Hingga kini aku kembali ke Jawa, bekerja di Malang dan ngekos di sana. Aktifitas merokokku bukannya semakin berkurang malah semakin gila. Bagaimana mana tidak? Seorang pria berusia dua puluh tiga tahun sepertiku ini, bisa menghabiskan sebungkus rokok isi enam belas dalam sehari. Duuuh, memang bener-bener gila sih.
Tapi, aku nggak tau mau bagaimana lagi? Udah melakukan berbagai cara, tapi masih aja nggak bisa. Lidah ini selalu berkecap, dan indra perasa mulai memunculkan rasa keasam-asaman.

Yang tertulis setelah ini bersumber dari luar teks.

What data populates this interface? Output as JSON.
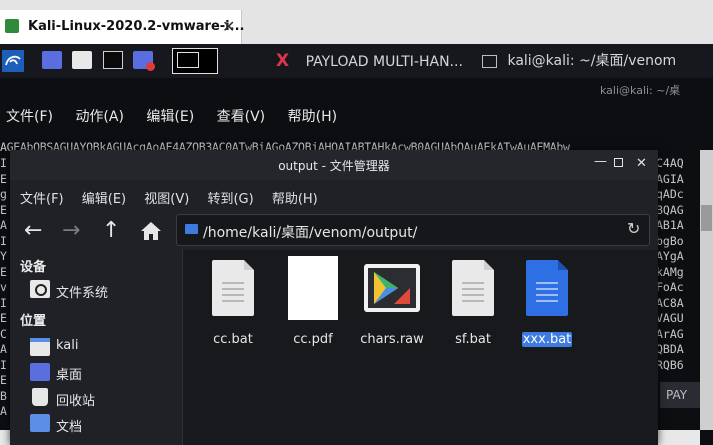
{
  "host": {
    "tab_title": "Kali-Linux-2020.2-vmware-i...",
    "tab_close": "✕"
  },
  "panel": {
    "tasks": [
      {
        "label": "PAYLOAD MULTI-HAN..."
      },
      {
        "label": "kali@kali: ~/桌面/venom"
      }
    ]
  },
  "terminal": {
    "title_right": "kali@kali: ~/桌",
    "menu": [
      "文件(F)",
      "动作(A)",
      "编辑(E)",
      "查看(V)",
      "帮助(H)"
    ],
    "first_line": "AGEAbQBSAGUAYQBkAGUAcgAoAE4AZQB3AC0ATwBiAGoAZQBjAHQAIABTAHkAcwB0AGUAbQAuAEkATwAuAEMAbw",
    "right_col": [
      "C4AQ",
      "AGIA",
      "qADc",
      "BQAG",
      "AB1A",
      "bgBo",
      "AYgA",
      "kAMg",
      "FoAc",
      "AC8A",
      "VAGU",
      "ArAG",
      "QBDA",
      "RQB6"
    ],
    "left_col": [
      "I",
      "E",
      "g",
      "E",
      "A",
      "I",
      "Y",
      "E",
      "v",
      "I",
      "E",
      "C",
      "A",
      "I",
      "E",
      "B",
      "A"
    ],
    "bottom_tab": "PAY"
  },
  "filemanager": {
    "title": "output - 文件管理器",
    "menu": [
      "文件(F)",
      "编辑(E)",
      "视图(V)",
      "转到(G)",
      "帮助(H)"
    ],
    "path": "/home/kali/桌面/venom/output/",
    "side": {
      "devices_header": "设备",
      "devices": [
        "文件系统"
      ],
      "places_header": "位置",
      "places": [
        "kali",
        "桌面",
        "回收站",
        "文档"
      ]
    },
    "files": [
      {
        "name": "cc.bat",
        "kind": "text"
      },
      {
        "name": "cc.pdf",
        "kind": "pdf"
      },
      {
        "name": "chars.raw",
        "kind": "raw"
      },
      {
        "name": "sf.bat",
        "kind": "text"
      },
      {
        "name": "xxx.bat",
        "kind": "text-selected"
      }
    ]
  },
  "colors": {
    "accent": "#3d7be0",
    "selection": "#3d7be0"
  }
}
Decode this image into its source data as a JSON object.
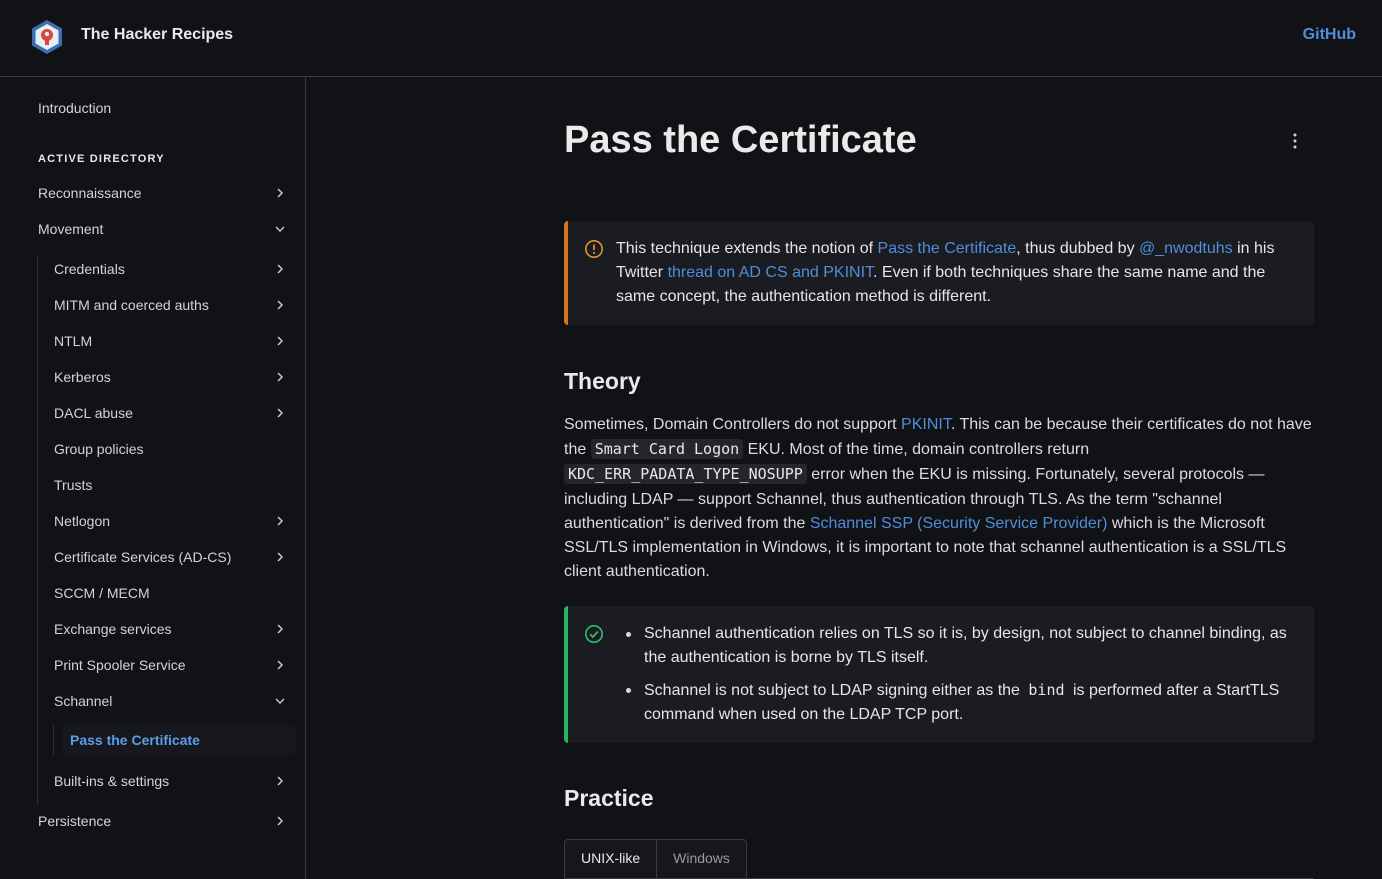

Dan kembali aku butuh rokok.
Hhhh, entahlah aku harus gimana? Dan kini lihatlah, waktu udah menujukan jam dua belas lebih, malam semakin berlarut, aku pun masih belum terlelap. Masih duduk di tas kasur, dengan sebatang rokok yang berada di antara dua jemariku, asap-asap yang mengepul memenuhi ruangan. Sesekali aku menghisap dan menghembuskannya, bersamaan dengan napas-napas keresahanku.
Sampai kapan aku seperti ini? Bisa tenang, tanpa harus ada sebatang rokok di tangan.